Además de esto, se reveló a al público la dimensión en que los gigantes armamentísticas de EE.UU. abrían subsidiarias y subcontrataban parte de la producción en México, de tal forma que, de acuerdo con Luis Lizano, presidente de la Federación Mexicana de la Industria Aeroespacial (FEMIA) México estaba, antes de la pandemia, en el top 10 de proveedores del sector aeroespacial y de defensa de Estados Unidos .

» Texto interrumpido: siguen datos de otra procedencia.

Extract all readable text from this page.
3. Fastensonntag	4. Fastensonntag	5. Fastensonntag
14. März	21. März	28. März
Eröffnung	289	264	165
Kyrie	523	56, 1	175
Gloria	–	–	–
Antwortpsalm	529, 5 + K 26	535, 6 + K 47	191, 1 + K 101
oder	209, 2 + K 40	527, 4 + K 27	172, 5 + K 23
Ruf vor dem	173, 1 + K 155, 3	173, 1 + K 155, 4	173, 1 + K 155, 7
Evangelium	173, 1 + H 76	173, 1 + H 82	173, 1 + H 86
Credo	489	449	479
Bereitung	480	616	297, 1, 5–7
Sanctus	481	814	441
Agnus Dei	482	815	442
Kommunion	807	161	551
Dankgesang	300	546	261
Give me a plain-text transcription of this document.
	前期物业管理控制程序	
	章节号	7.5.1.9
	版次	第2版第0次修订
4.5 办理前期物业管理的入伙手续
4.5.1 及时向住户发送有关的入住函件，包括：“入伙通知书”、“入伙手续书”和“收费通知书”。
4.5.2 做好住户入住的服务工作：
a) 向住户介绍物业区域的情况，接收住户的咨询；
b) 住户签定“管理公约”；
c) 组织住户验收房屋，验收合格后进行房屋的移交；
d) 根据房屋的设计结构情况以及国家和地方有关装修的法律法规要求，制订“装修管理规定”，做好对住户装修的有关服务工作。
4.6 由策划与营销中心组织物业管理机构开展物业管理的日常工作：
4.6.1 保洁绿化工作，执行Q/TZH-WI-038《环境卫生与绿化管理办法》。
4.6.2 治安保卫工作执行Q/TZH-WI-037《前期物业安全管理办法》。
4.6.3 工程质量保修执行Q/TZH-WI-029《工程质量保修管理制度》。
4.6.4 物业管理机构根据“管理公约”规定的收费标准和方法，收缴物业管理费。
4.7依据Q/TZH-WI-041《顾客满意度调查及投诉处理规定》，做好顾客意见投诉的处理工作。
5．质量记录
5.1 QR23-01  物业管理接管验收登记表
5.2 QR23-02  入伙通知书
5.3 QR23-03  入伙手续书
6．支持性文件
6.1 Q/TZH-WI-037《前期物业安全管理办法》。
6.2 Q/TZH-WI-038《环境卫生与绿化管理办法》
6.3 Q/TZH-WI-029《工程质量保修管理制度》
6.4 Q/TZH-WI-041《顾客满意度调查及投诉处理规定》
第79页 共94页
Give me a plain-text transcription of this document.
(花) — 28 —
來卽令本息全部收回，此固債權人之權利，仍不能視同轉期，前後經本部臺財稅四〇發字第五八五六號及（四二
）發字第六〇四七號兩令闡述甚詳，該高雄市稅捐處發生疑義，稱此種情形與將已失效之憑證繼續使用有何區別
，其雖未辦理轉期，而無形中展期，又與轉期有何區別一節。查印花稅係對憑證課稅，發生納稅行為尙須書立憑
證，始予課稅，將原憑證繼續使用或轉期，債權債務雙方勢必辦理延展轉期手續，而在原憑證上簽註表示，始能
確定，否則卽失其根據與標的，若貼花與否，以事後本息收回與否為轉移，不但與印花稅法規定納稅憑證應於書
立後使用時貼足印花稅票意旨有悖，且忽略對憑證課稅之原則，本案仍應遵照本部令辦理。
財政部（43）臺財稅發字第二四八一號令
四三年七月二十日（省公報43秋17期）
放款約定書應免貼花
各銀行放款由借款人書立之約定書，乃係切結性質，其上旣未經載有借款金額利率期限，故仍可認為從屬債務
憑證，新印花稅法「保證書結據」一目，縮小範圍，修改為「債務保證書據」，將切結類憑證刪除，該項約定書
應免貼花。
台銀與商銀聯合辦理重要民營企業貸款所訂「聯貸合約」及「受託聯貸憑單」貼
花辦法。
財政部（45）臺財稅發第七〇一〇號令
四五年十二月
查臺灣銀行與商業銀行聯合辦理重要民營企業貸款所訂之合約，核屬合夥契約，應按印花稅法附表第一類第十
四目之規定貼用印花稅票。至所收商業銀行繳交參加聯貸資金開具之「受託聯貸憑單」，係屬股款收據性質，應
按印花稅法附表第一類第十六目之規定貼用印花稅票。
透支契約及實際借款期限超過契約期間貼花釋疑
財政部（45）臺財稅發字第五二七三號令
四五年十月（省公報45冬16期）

Estos factores apuntan a que México aumentará su integración y colaboración con la industria de EE. UU. en general, y la militar en particular. La élite política, mediática e intelectual de México celebra esto como una gran oportunidad, porque ¿qué podría ser mejor que, sin hacer nada, nos caigan del cielo millones en inversiones en sectores de alta tecnología y de exportación? No se dan cuenta que, así como Washington no se tentó el corazón para hacer que México reabriera sus fábricas con el costo de miles de vidas humanas, no lo hará para nada que ponga en riesgo su seguridad nacional, es decir, los intereses del complejo militar-industrial y del capital financiero que gobiernan Estados Unidos. Lo que se viene, pues, es una mayor subordinación a la estrategia imperialista de Washington y una creciente brecha en capacidades científicas y tecnológicas.
Si a esto sumamos el desastre total que un escalamiento en el conflicto de con Rusia y China tendría para todo el mundo, sobran los elementos para que los mexicanos se opongan a seguir haciendo de nuestra economía un apéndice de la máquina de guerra norteamericana.